Mahabharata

Mahabharata Irony

The Five Brothers' Disguises (Situational Irony)

In their 13th year of exile, the five Pandava brothers and Draupadi decide to go in disguise in a fellow king's court. These disguises are all ironic given their real identities, providing one of the few explicitly comic episodes in this epic. Yudhisthira, for example, poses as a brahmin who is also a skilled gambler, ironic because gambling is how he lost everything and was exiled in the first place. Draupadi becomes a maidservant, ironic because she can still enjoy similar freedom to what she enjoyed as a princess, but at the exact opposite end of the social ladder. Arjuna poses a eunuch and Bhima as a cook, both meant to provide winking counterpoints to their real identities as deadly warriors, inverting their hyper-masculine identities by assuming more feminine roles.

Karna, The Secret Pandava (Dramatic Irony)

The big secret at the heart of the warfare between the Pandavas and the Kauravas is that Karna is the eldest son of Pandu, and therefore a blood relative of the Pandava brothers who he is fighting. While he is well aware of this, and repeatedly refuses to reject Duryodhana and join his brothers on account of being abandoned by his father, the other Pandavas are not. Yudhisthira is dumbstruck by grief when he learns that Karna was one of his own, for this drives home an essential fact of war that Arjuna was initially weary of: that warfare occurs between kin. While that fact is made quite literal here, imbuing the clash with a tragic irony, this could be understood as an allegorical conceit meant to illustrate that all warfare is warfare between brothers.

The Ksatriya's Dharma (Dramatic Irony)

One of the essential ironies of the epic is the dharma of the ksatriya caste, which destines them to wage terrible war, existing in direct conflict with the more generalized dharma to commit no acts of violence. Krsna's recitation of the Bhagavad Gita to Arjuna during the early part of the war is a key portion of the text, not just for explaining this conflicted dharma, but for elucidating how a person is supposed to fulfill his dharma. While perhaps still ironic, Krsna explains that Arjuna's dharma is not in conflict with anything, since every man has his own dharma and must act in accordance with his dharma and no one else's. Only by acting with detachment when fulfilling his duties can Arjuna achieve his dharma.

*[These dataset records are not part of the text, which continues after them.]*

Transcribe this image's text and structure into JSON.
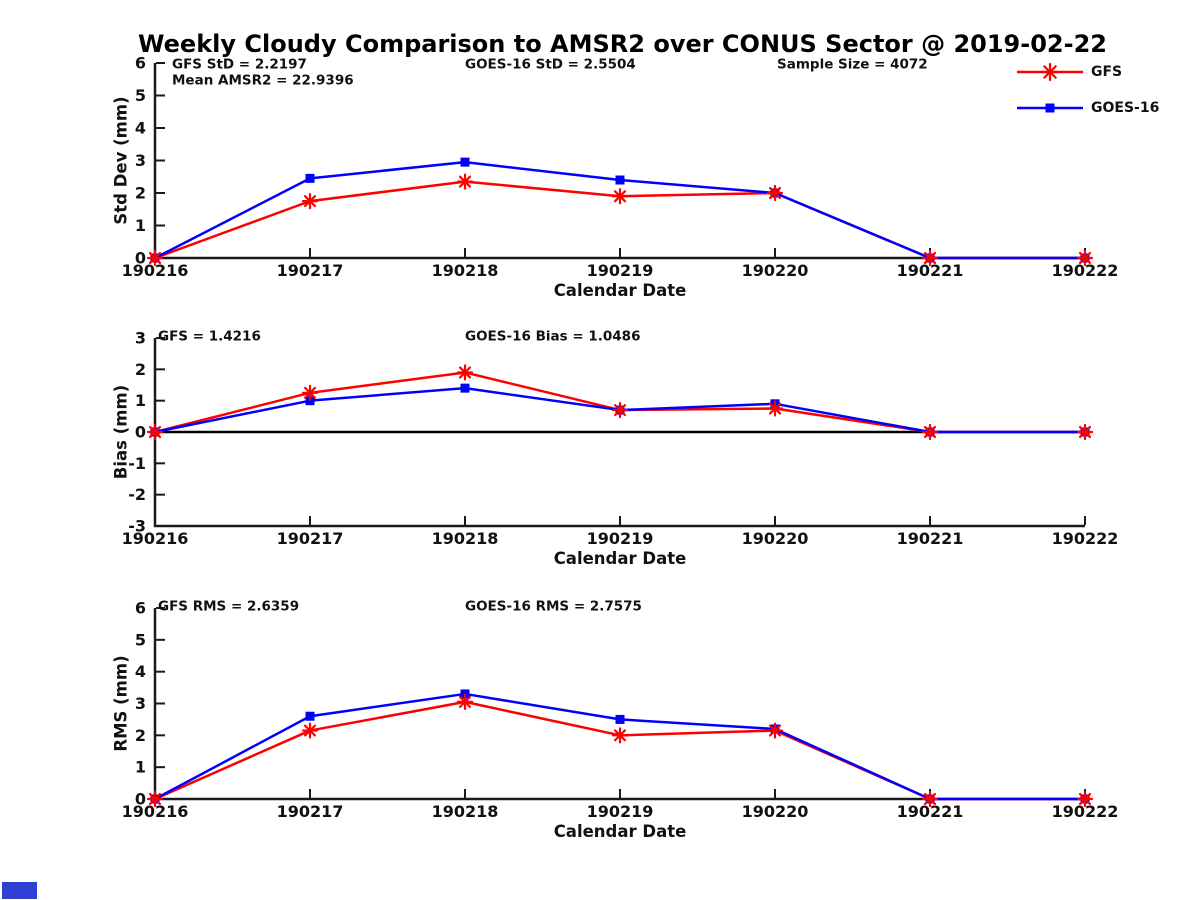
{
  "title": "Weekly Cloudy Comparison to AMSR2 over CONUS Sector @ 2019-02-22",
  "colors": {
    "gfs": "#ff0000",
    "goes16": "#0000ff",
    "axis": "#1a1a1a",
    "zero_line": "#000000",
    "corner_mark": "#2f3fd3"
  },
  "legend": {
    "position": "top-right",
    "entries": [
      {
        "label": "GFS",
        "color": "#ff0000",
        "marker": "asterisk"
      },
      {
        "label": "GOES-16",
        "color": "#0000ff",
        "marker": "square"
      }
    ]
  },
  "chart_data": [
    {
      "type": "line",
      "name": "std-dev",
      "title": "",
      "xlabel": "Calendar Date",
      "ylabel": "Std Dev (mm)",
      "ylim": [
        0,
        6
      ],
      "yticks": [
        0,
        1,
        2,
        3,
        4,
        5,
        6
      ],
      "grid": false,
      "zero_line": false,
      "categories": [
        "190216",
        "190217",
        "190218",
        "190219",
        "190220",
        "190221",
        "190222"
      ],
      "series": [
        {
          "name": "GFS",
          "color": "#ff0000",
          "marker": "asterisk",
          "values": [
            0,
            1.75,
            2.35,
            1.9,
            2.0,
            0,
            0
          ]
        },
        {
          "name": "GOES-16",
          "color": "#0000ff",
          "marker": "square",
          "values": [
            0,
            2.45,
            2.95,
            2.4,
            2.0,
            0,
            0
          ]
        }
      ],
      "annotations": [
        {
          "text": "GFS StD = 2.2197",
          "col": 0,
          "row": 0
        },
        {
          "text": "Mean AMSR2 = 22.9396",
          "col": 0,
          "row": 1
        },
        {
          "text": "GOES-16 StD = 2.5504",
          "col": 1,
          "row": 0
        },
        {
          "text": "Sample Size = 4072",
          "col": 2,
          "row": 0
        }
      ]
    },
    {
      "type": "line",
      "name": "bias",
      "title": "",
      "xlabel": "Calendar Date",
      "ylabel": "Bias (mm)",
      "ylim": [
        -3,
        3
      ],
      "yticks": [
        3,
        2,
        1,
        0,
        -1,
        -2,
        -3
      ],
      "grid": false,
      "zero_line": true,
      "categories": [
        "190216",
        "190217",
        "190218",
        "190219",
        "190220",
        "190221",
        "190222"
      ],
      "series": [
        {
          "name": "GFS",
          "color": "#ff0000",
          "marker": "asterisk",
          "values": [
            0,
            1.25,
            1.9,
            0.7,
            0.75,
            0,
            0
          ]
        },
        {
          "name": "GOES-16",
          "color": "#0000ff",
          "marker": "square",
          "values": [
            0,
            1.0,
            1.4,
            0.7,
            0.9,
            0,
            0
          ]
        }
      ],
      "annotations": [
        {
          "text": "GFS = 1.4216",
          "col": 0,
          "row": 0
        },
        {
          "text": "GOES-16 Bias  = 1.0486",
          "col": 1,
          "row": 0
        }
      ]
    },
    {
      "type": "line",
      "name": "rms",
      "title": "",
      "xlabel": "Calendar Date",
      "ylabel": "RMS (mm)",
      "ylim": [
        0,
        6
      ],
      "yticks": [
        0,
        1,
        2,
        3,
        4,
        5,
        6
      ],
      "grid": false,
      "zero_line": false,
      "categories": [
        "190216",
        "190217",
        "190218",
        "190219",
        "190220",
        "190221",
        "190222"
      ],
      "series": [
        {
          "name": "GFS",
          "color": "#ff0000",
          "marker": "asterisk",
          "values": [
            0,
            2.15,
            3.05,
            2.0,
            2.15,
            0,
            0
          ]
        },
        {
          "name": "GOES-16",
          "color": "#0000ff",
          "marker": "square",
          "values": [
            0,
            2.6,
            3.3,
            2.5,
            2.2,
            0,
            0
          ]
        }
      ],
      "annotations": [
        {
          "text": "GFS RMS = 2.6359",
          "col": 0,
          "row": 0
        },
        {
          "text": "GOES-16 RMS = 2.7575",
          "col": 1,
          "row": 0
        }
      ]
    }
  ]
}
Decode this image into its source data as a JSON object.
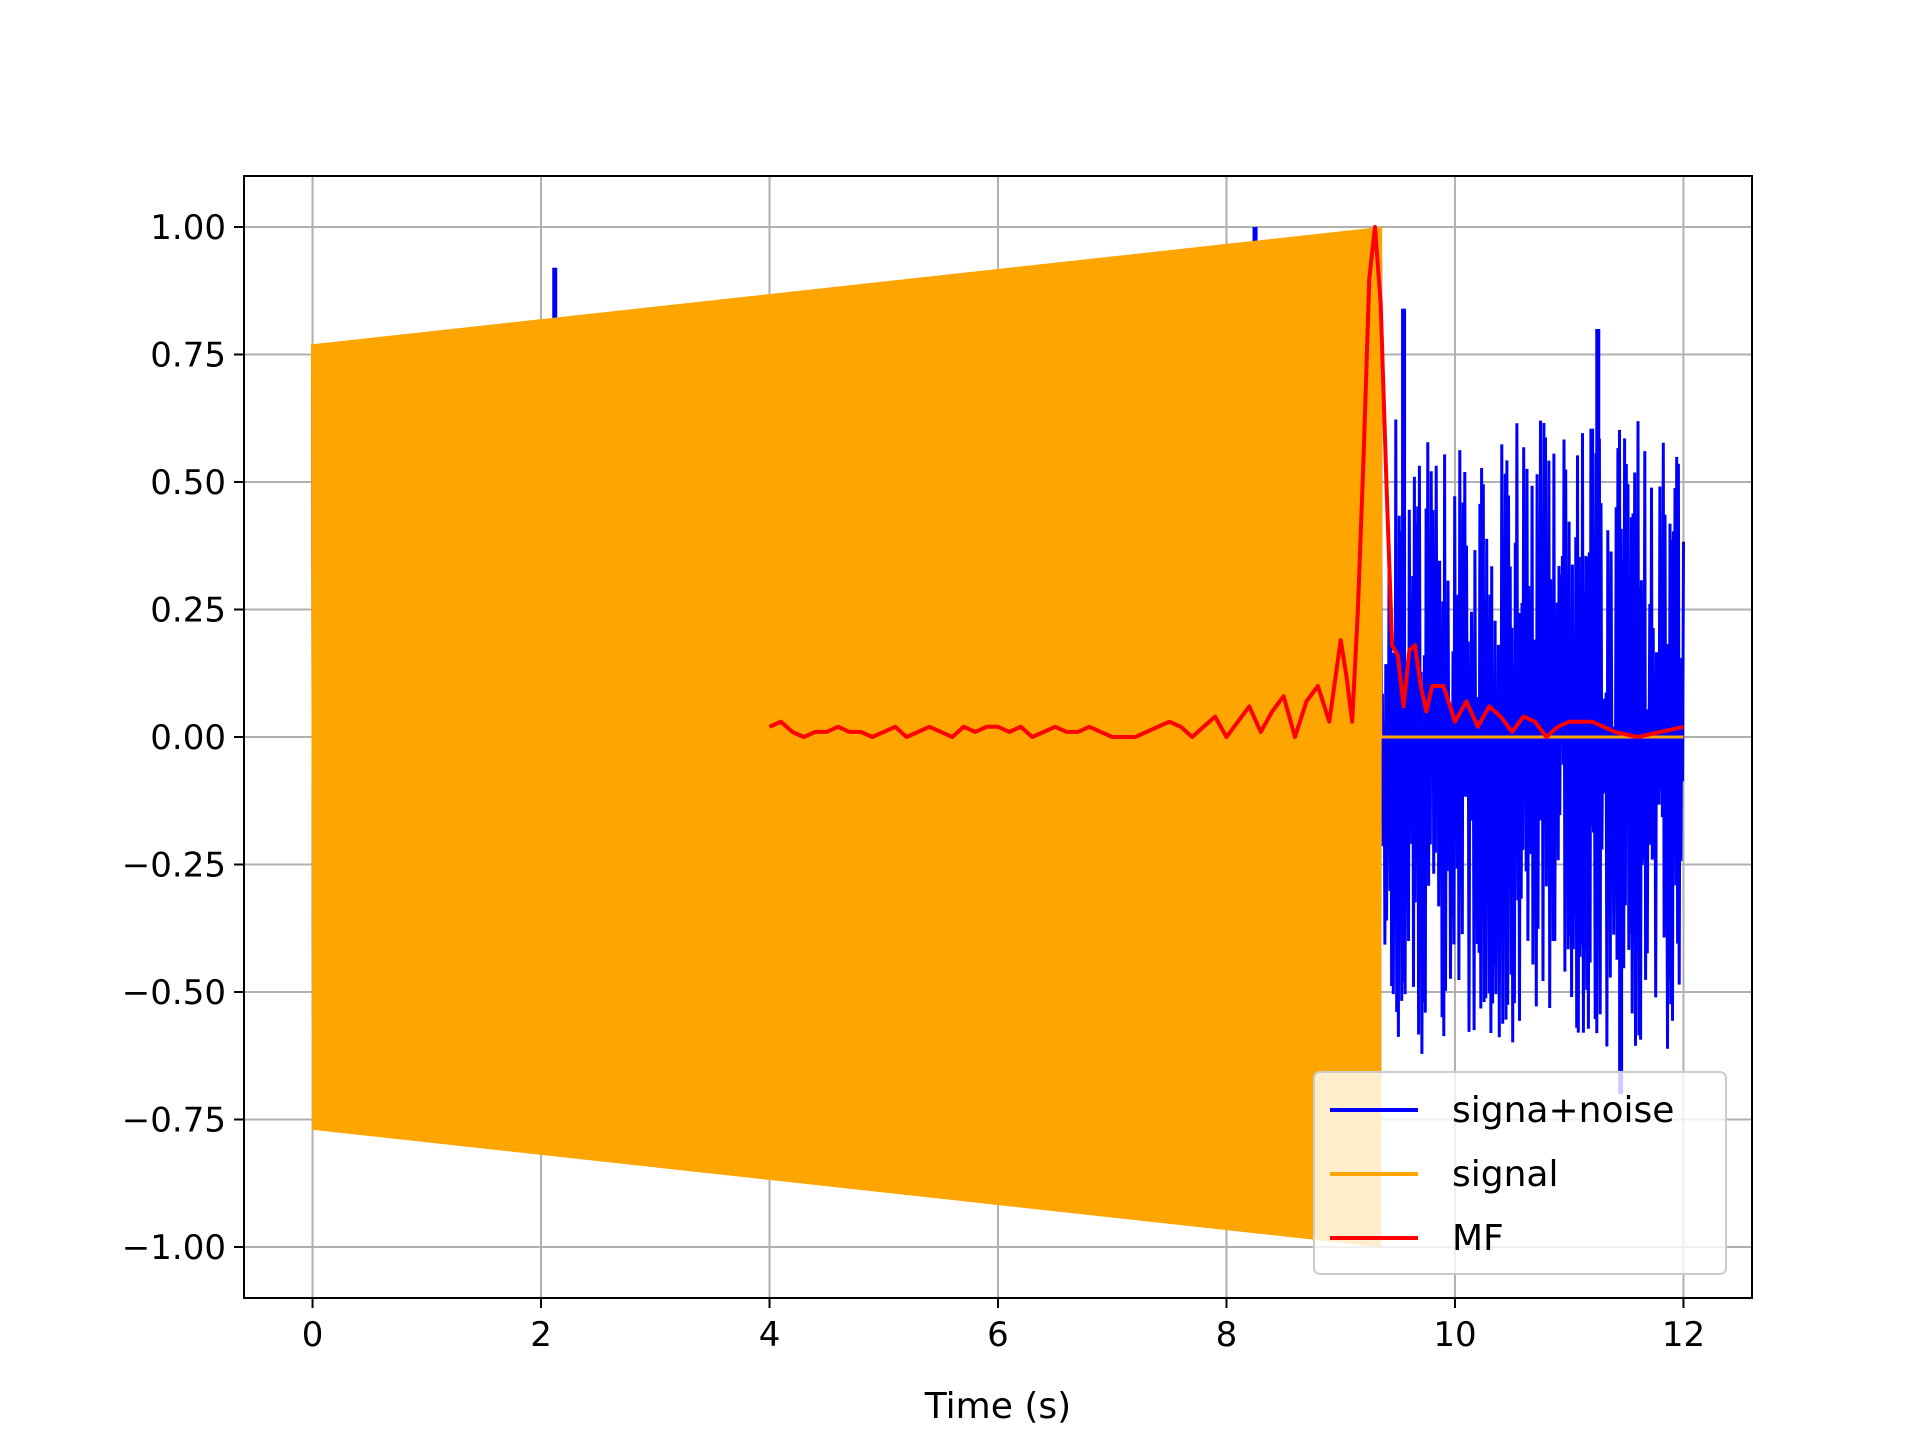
{
  "chart_data": {
    "type": "line",
    "title": "",
    "xlabel": "Time (s)",
    "ylabel": "",
    "xlim": [
      -0.6,
      12.6
    ],
    "ylim": [
      -1.1,
      1.1
    ],
    "xticks": [
      0,
      2,
      4,
      6,
      8,
      10,
      12
    ],
    "xtick_labels": [
      "0",
      "2",
      "4",
      "6",
      "8",
      "10",
      "12"
    ],
    "yticks": [
      1.0,
      0.75,
      0.5,
      0.25,
      0.0,
      -0.25,
      -0.5,
      -0.75,
      -1.0
    ],
    "ytick_labels": [
      "1.00",
      "0.75",
      "0.50",
      "0.25",
      "0.00",
      "−0.25",
      "−0.50",
      "−0.75",
      "−1.00"
    ],
    "grid": true,
    "legend_position": "lower right",
    "series": [
      {
        "name": "signa+noise",
        "color": "#0000ff",
        "kind": "oscillation_then_noise",
        "x_start": 0,
        "x_end": 12,
        "chirp_end": 9.35,
        "amp_start": 0.77,
        "amp_end": 1.0,
        "noise_spikes": [
          {
            "x": 2.12,
            "y": 0.92
          },
          {
            "x": 8.25,
            "y": 1.0
          },
          {
            "x": 9.55,
            "y": 0.84
          },
          {
            "x": 11.25,
            "y": 0.8
          },
          {
            "x": 8.45,
            "y": -0.97
          },
          {
            "x": 11.45,
            "y": -0.7
          }
        ]
      },
      {
        "name": "signal",
        "color": "#ffa500",
        "kind": "chirp",
        "x_start": 0,
        "x_end": 9.35,
        "amp_start": 0.77,
        "amp_end": 1.0,
        "tail_x_end": 12,
        "tail_value": 0.0
      },
      {
        "name": "MF",
        "color": "#ff0000",
        "kind": "matched_filter",
        "x": [
          4.0,
          4.1,
          4.2,
          4.3,
          4.4,
          4.5,
          4.6,
          4.7,
          4.8,
          4.9,
          5.0,
          5.1,
          5.2,
          5.3,
          5.4,
          5.5,
          5.6,
          5.7,
          5.8,
          5.9,
          6.0,
          6.1,
          6.2,
          6.3,
          6.4,
          6.5,
          6.6,
          6.7,
          6.8,
          6.9,
          7.0,
          7.1,
          7.2,
          7.3,
          7.4,
          7.5,
          7.6,
          7.7,
          7.8,
          7.9,
          8.0,
          8.1,
          8.2,
          8.3,
          8.4,
          8.5,
          8.6,
          8.7,
          8.8,
          8.9,
          9.0,
          9.05,
          9.1,
          9.15,
          9.2,
          9.25,
          9.3,
          9.35,
          9.4,
          9.45,
          9.5,
          9.55,
          9.6,
          9.65,
          9.7,
          9.75,
          9.8,
          9.9,
          10.0,
          10.1,
          10.2,
          10.3,
          10.4,
          10.5,
          10.6,
          10.7,
          10.8,
          10.9,
          11.0,
          11.2,
          11.4,
          11.6,
          11.8,
          12.0
        ],
        "y": [
          0.02,
          0.03,
          0.01,
          0.0,
          0.01,
          0.01,
          0.02,
          0.01,
          0.01,
          0.0,
          0.01,
          0.02,
          0.0,
          0.01,
          0.02,
          0.01,
          0.0,
          0.02,
          0.01,
          0.02,
          0.02,
          0.01,
          0.02,
          0.0,
          0.01,
          0.02,
          0.01,
          0.01,
          0.02,
          0.01,
          0.0,
          0.0,
          0.0,
          0.01,
          0.02,
          0.03,
          0.02,
          0.0,
          0.02,
          0.04,
          0.0,
          0.03,
          0.06,
          0.01,
          0.05,
          0.08,
          0.0,
          0.07,
          0.1,
          0.03,
          0.19,
          0.12,
          0.03,
          0.25,
          0.55,
          0.9,
          1.0,
          0.85,
          0.5,
          0.18,
          0.16,
          0.06,
          0.17,
          0.18,
          0.1,
          0.05,
          0.1,
          0.1,
          0.03,
          0.07,
          0.02,
          0.06,
          0.04,
          0.01,
          0.04,
          0.03,
          0.0,
          0.02,
          0.03,
          0.03,
          0.01,
          0.0,
          0.01,
          0.02
        ]
      }
    ]
  }
}
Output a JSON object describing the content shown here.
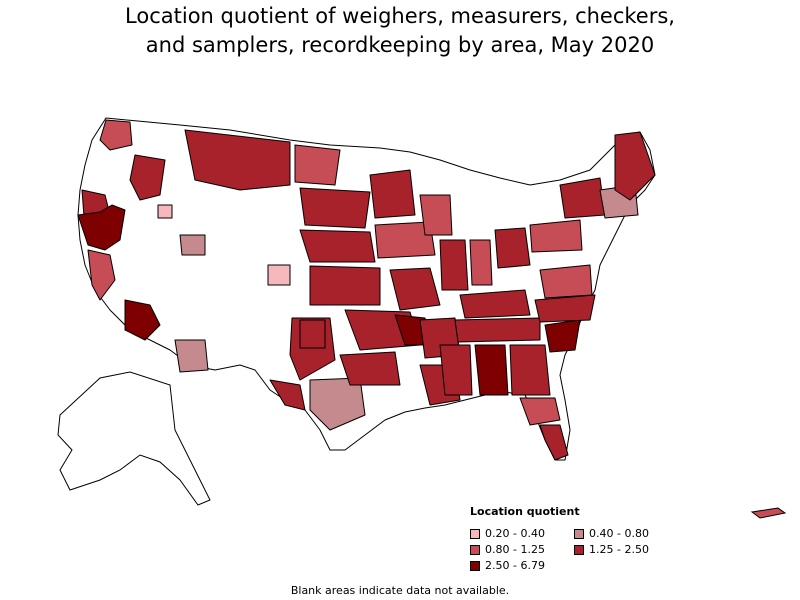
{
  "title": {
    "line1": "Location quotient of weighers, measurers, checkers,",
    "line2": "and samplers, recordkeeping by area, May 2020"
  },
  "legend": {
    "title": "Location quotient",
    "items": [
      {
        "label": "0.20 - 0.40",
        "color": "#f6b8bd"
      },
      {
        "label": "0.40 - 0.80",
        "color": "#c48a8d"
      },
      {
        "label": "0.80 - 1.25",
        "color": "#c64c55"
      },
      {
        "label": "1.25 - 2.50",
        "color": "#a7222a"
      },
      {
        "label": "2.50 - 6.79",
        "color": "#7f0000"
      }
    ]
  },
  "footnote": "Blank areas indicate data not available.",
  "colors": {
    "blank": "#ffffff",
    "border": "#000000"
  }
}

Duryodhana Hides in a Lake (Situational Irony)

When the Kauravas' defeat is certain, Duryodhana flees the conflict and hides in a lake to escape his own certain death. This move is deeply ironic, as it mirrors the Pandava's prior exile to the woods. Just as Duryodhana had forced those five brothers to flee into a remote part of the Earth, so does he himself. The irony illustrates how Duryodhana is getting his comeuppance in the midst of an act of cowardice.